The Camden County Mosquito Commission will be conducting ULV “spraying” operations on Friday, June 30 from 2 to 6 a.m. in the following locations:
Tavistock Blvd, Wayne Rd, Oakwood Rd, Chesterfield Rd, Mercer Dr, Copley Rd, Lenton Ave, Clements Bridge Rd, Reamer Dr, Cedar Ave
Glover Ave, Bell Rd, Garfield Ave, Winthrop Ave, Linwood Ave, Harding Ave, Lowell Ave, Baird Ave, Grant Ave, Liberty Ave, Lincoln Ave, Linden Ave
Station Ave, Miller Ave, Park Ave, Goldy Dr, Lamber Ave, Edwards Dr, Weston Ave
E 3rd Ave, E 4th Ave, E 5th Ave, E 6th Ave, E 7th Ave, E 8th Ave, E 9th Ave, E 10th Ave, E 11th Ave, E 12th Ave, E 13th Ave, Daniels Ave, Country Club Rd, Kayser Ave, Wright Ave, Franklin Ave, Jefferson Ct, Ramblewood Dr, Grand Ave, Hancock Ln, Adams Ave, Grant Ln, Madison Ave, Carter Ln, Ford Ln, Lincoln Ln, Tyler Ln, Monroe Ct, Hancock Ln
“The commission works with the Public Health Environmental Laboratories in Trenton to verify the presence of West Nile Virus and other communicable diseases in their samples,” Nash said. “If a pool tests positive, the Mosquito Commission returns to spray the area. The sprayings take place when the mosquitoes are most active.”

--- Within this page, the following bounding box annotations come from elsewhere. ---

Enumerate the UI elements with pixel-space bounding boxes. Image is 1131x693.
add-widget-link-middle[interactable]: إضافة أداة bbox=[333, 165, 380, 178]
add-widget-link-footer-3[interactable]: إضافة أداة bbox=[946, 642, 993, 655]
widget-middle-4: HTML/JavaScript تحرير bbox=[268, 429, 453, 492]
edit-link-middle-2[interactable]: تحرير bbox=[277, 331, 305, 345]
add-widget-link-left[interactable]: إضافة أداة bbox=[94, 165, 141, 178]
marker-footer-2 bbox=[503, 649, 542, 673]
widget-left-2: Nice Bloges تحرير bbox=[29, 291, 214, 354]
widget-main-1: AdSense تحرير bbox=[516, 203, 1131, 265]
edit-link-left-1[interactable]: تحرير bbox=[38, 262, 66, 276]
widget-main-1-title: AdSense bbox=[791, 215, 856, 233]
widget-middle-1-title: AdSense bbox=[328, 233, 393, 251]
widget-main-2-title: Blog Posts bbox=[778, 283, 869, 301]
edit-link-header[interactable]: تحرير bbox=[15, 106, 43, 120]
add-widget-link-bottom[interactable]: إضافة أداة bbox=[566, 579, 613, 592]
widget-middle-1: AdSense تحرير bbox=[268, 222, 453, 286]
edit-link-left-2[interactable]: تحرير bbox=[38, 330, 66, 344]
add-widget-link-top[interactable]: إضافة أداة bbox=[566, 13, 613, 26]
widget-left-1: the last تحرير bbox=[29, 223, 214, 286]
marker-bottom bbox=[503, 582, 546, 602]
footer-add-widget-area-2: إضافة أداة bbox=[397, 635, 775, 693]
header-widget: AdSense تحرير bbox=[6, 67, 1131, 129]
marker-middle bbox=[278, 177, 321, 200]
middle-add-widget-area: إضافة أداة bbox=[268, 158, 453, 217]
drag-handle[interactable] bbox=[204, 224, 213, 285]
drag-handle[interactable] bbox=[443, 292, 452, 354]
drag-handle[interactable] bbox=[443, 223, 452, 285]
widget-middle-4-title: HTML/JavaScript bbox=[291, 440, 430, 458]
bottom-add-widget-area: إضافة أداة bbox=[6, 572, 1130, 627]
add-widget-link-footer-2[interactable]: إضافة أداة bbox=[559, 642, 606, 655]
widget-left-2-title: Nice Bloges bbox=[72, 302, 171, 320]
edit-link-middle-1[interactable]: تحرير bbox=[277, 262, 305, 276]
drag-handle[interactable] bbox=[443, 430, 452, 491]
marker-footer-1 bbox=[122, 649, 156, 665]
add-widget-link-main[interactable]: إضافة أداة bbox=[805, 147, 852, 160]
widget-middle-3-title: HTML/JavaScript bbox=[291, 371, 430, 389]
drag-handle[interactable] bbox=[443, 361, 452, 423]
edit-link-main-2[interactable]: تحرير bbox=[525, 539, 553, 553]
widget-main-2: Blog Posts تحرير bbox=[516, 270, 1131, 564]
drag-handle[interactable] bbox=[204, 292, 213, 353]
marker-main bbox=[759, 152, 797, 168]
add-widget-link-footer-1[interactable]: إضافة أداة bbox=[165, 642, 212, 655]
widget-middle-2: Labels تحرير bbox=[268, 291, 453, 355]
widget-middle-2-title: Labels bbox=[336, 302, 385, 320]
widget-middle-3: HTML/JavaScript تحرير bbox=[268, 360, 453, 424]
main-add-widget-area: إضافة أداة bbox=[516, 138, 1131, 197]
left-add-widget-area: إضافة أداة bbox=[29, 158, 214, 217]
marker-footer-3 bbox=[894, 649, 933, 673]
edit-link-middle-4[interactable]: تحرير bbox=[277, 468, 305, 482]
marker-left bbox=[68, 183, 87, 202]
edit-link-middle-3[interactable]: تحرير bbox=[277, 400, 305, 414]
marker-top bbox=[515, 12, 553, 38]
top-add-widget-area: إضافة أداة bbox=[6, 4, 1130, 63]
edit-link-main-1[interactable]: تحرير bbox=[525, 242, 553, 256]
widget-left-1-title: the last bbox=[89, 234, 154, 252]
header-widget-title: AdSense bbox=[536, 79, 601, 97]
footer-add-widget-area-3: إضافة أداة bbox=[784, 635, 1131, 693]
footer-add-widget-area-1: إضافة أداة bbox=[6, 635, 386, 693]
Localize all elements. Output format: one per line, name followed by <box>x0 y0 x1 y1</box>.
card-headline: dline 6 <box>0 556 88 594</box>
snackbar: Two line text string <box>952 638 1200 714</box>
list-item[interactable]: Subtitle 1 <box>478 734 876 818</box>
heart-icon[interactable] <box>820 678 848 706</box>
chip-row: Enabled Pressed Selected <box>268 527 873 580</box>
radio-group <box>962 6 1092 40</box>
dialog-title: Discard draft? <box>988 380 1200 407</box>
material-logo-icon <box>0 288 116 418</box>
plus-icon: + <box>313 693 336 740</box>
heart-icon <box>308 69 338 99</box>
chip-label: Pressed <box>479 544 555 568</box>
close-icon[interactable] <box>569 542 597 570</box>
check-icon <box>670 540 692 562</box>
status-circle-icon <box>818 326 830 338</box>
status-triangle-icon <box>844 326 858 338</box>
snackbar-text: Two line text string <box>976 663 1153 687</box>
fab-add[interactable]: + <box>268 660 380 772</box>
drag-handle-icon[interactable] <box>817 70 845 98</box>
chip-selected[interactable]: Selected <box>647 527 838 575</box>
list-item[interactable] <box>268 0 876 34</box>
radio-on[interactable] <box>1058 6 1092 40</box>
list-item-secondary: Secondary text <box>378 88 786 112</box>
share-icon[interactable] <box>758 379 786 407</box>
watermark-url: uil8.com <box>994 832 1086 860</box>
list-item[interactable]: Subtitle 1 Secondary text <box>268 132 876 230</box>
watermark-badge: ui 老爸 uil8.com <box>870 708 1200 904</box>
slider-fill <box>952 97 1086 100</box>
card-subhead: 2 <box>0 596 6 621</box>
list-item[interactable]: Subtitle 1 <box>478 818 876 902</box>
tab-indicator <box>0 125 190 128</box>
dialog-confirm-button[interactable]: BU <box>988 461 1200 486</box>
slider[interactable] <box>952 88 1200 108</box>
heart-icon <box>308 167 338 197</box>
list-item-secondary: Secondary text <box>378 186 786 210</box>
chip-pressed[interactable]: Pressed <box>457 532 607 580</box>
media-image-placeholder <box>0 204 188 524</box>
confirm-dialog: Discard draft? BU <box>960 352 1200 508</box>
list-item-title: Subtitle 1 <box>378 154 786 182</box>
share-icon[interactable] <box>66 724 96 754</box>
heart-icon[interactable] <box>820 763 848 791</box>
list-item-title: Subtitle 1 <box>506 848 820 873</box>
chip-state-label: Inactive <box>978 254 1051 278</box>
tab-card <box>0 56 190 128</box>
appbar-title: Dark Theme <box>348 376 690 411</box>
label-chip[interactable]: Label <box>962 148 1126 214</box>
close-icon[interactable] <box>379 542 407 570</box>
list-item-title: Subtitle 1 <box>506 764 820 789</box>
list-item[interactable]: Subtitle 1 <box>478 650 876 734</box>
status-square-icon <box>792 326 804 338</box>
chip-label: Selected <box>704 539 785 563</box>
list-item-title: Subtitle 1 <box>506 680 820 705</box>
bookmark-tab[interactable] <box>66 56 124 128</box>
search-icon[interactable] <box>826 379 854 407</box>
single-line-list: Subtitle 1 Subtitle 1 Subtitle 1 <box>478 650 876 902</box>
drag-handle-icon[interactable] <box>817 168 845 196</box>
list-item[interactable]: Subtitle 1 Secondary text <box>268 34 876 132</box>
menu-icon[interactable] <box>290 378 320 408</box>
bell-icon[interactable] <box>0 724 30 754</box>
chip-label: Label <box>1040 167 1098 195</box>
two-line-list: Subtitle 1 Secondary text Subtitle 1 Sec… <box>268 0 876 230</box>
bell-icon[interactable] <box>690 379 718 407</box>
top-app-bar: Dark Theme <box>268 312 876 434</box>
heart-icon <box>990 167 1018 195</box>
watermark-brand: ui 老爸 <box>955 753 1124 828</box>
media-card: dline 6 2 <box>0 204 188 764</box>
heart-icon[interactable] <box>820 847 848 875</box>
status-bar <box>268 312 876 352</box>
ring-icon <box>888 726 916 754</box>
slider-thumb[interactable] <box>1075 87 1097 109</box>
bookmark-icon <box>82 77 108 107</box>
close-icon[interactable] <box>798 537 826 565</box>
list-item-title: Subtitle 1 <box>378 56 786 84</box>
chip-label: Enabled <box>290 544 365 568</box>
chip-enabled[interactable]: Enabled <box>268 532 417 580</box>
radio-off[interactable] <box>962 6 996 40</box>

The mosquito spray is not harmful to humans or pets, but you should avoid direct contact if you have respiratory concerns or are sensitive to irritants.
Residents should check their property for any object that holds water for more than a few days. All pre-adult mosquito stages (eggs, larvae, and pupae) must be in stagnant water in order to develop into adult mosquitoes.
- Swimming pools are a common problem. All pools must be checked and maintained to keep them mosquito-free. Swimming pools can breed mosquitoes within days after you stop adding chlorine or other disinfectant. Pool covers can catch rainwater and become a mosquito development site. Add a little chlorine to kill mosquitoes.
- Maintain screens to prevent adult mosquitoes from entering your home or business.
- Personal protection is strongly urged if you are outside when mosquitoes may be active—generally dawn and dusk. Insect repellants containing between 10-35% DEET are very effective, however, be sure to follow the label directions and take extra precautions with children and infants.
The Camden County Mosquito Commission suggests checking around your yard for mosquito breeding containers. The following is a checklist of tips to help eliminate mosquito breeding:
- Dispose of unnecessary containers that hold water. Containers you wish to save turn upside down or put holes in the bottom so all water drains out.
- Lift up flowerpots and dump the water from the dish underneath every week.
- Stock fish or add mosquito larvicide to ornamental ponds.
- Change water in bird baths, fountains, and animal troughs weekly.
- Screen vents to septic and other water tanks.
- Store large boats so they drain and small boats upside down. If covered, keep the tarp tight so water does not pool on top of the tarp.
- Do not dump leaves or grass clippings into a catch basin or streams.
- Do not allow water to collect on sagging tarps or awnings.
- Do not allow trashcan lids to fill with water.
- Check downspouts that are able to hold enough water to allow mosquito larvae to mature.